Broussard brings her perspective as a multiracial woman, data journalist, and computer scientist to an eye-opening critique of racism, sexism, and ableism in technology. She decries technochauvinism, which she defines as “a kind of bias that considers computational solutions to be superior to all other solutions.” Examining the use of AI programs in areas such as facial recognition, learning assessment, and medical diagnosis, Broussard argues persuasively that algorithmic systems “often act in racist ways because they are built using training data that reflects racist actions or policies.” Moreover, these systems have been developed by “able-bodied, white, cis-gender, American men” who test programs on a similar pool. Racial bias is blatant when facial recognition programs are instituted in policing, leading to harassment and false arrests. “Facial recognition is known to work better on people with light skin than dark skin,” she writes, “better on men than on women, and it routinely misgenders trans, nonbinary, or gender nonconforming people.” Broussard explains clearly how data sets limit the efficacy of AI in predictive policing—“a strategy that uses statistics to predict future crimes”—as well as in medical diagnostics: “The skin cancer AIs are likely to work only on light skin because that’s what is in the training data.” The author draws on her own experience with breast cancer to point out the inadequacy of an AI assessment that missed her disease. Fortunately, her experienced doctor did not even consult the AI results.
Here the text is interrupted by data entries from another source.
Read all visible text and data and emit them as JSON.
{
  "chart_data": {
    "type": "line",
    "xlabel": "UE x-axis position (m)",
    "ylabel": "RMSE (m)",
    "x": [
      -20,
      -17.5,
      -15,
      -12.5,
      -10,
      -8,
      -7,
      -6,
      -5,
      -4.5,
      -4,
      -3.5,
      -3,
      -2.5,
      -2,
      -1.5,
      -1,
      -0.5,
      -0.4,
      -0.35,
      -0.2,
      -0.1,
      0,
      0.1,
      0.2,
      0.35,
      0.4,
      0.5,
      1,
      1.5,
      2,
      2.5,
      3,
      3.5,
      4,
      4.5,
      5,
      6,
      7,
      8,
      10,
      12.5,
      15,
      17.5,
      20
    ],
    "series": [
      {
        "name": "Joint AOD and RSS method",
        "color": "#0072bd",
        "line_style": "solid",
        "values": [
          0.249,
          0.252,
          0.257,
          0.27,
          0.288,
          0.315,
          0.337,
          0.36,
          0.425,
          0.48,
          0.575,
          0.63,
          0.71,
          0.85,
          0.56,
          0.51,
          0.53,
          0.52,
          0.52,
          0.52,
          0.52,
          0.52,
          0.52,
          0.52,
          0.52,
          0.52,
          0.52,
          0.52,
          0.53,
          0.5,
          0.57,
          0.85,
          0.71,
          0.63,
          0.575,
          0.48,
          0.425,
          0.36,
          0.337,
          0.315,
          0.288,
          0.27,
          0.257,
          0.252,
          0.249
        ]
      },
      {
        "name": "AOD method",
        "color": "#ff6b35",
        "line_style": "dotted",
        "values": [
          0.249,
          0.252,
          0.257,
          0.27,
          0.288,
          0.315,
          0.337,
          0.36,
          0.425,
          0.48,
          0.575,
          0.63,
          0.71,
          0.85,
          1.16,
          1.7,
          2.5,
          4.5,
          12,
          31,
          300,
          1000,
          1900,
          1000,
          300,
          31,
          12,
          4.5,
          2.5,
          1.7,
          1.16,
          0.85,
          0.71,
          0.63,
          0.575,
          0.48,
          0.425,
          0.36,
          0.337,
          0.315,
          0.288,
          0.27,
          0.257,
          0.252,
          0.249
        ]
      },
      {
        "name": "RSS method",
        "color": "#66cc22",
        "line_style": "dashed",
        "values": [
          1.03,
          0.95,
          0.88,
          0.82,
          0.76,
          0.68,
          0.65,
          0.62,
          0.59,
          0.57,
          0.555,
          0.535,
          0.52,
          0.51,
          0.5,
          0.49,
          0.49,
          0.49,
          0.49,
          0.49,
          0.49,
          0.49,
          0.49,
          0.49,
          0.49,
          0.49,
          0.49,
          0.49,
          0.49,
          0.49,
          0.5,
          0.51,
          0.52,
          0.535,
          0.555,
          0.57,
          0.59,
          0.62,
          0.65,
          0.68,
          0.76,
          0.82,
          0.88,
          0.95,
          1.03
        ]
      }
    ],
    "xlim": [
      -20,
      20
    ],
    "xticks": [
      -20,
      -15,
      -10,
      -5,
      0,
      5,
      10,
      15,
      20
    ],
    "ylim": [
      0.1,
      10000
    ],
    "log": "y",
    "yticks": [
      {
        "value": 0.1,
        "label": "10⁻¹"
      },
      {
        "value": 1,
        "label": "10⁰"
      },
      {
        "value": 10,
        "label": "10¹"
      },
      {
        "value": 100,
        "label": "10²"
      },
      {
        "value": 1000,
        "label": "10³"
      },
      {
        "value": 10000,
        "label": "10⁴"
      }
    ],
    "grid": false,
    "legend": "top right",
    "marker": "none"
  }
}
Broussard highlights the work of the Algorithmic Justice League, the Surveillance Technology Oversight Project, and other groups involved in algorithmic auditing. “If we are building AI systems that intervene in people’s lives,” she warns, “we need to maintain and inspect and replace the systems the same way we maintain and inspect and replace bridges and roads.”
An informed analysis of one of the insidious elements of technology.